‘Making such bargain’: Transcribe Bentham and the quality and cost-effectiveness of crowdsourced transcription1

AbstractIn recent years, important research on crowdsourcing in the cultural heritage sector has been published, dealing with topics such as the quantity of contributions made by volunteers, the motivations of those who participate in such projects, the design and establishment of crowdsourcing initiatives, and their public engagement value. This article addresses a gap in the literature, and seeks to answer two key questions in relation to crowdsourced transcription: (1) whether volunteers’ contributions are of a high enough standard for creating a publicly accessible database, and for use in scholarly research; and (2) if crowdsourced transcription makes economic sense, and if the investment in launching and running such a project can ever pay off. In doing so, this article takes the award-winning crowdsourced transcription initiative, Transcribe Bentham, which began in 2010, as its case study.
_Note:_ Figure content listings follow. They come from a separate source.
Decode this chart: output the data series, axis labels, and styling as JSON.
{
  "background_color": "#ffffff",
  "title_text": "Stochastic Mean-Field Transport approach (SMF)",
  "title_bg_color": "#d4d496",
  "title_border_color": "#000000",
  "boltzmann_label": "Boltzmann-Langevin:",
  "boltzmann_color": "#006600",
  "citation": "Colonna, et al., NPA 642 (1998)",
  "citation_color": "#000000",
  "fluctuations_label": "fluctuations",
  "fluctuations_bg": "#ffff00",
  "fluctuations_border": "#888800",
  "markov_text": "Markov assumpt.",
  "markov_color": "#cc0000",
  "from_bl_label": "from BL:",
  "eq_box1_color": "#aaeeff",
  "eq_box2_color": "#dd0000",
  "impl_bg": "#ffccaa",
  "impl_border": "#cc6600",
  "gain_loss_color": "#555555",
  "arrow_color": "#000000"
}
It examines a large data set, namely, 4,364 checked and approved transcripts submitted by volunteers between 1 October 2012 and 27 June 2014. These data include metrics such as the time taken to check and approve each transcript, and the number of alterations made to the transcript by Transcribe Bentham staff. These data are then used to evaluate the long-term cost-effectiveness of the initiative, and its potential impact upon the ongoing production of The Collected Works of Jeremy Bentham at UCL. Finally, the article proposes more general points about successfully planning humanities crowdsourcing projects, and provides a framework in which both the quality of their outputs and the efficiencies of their cost structures can be evaluated.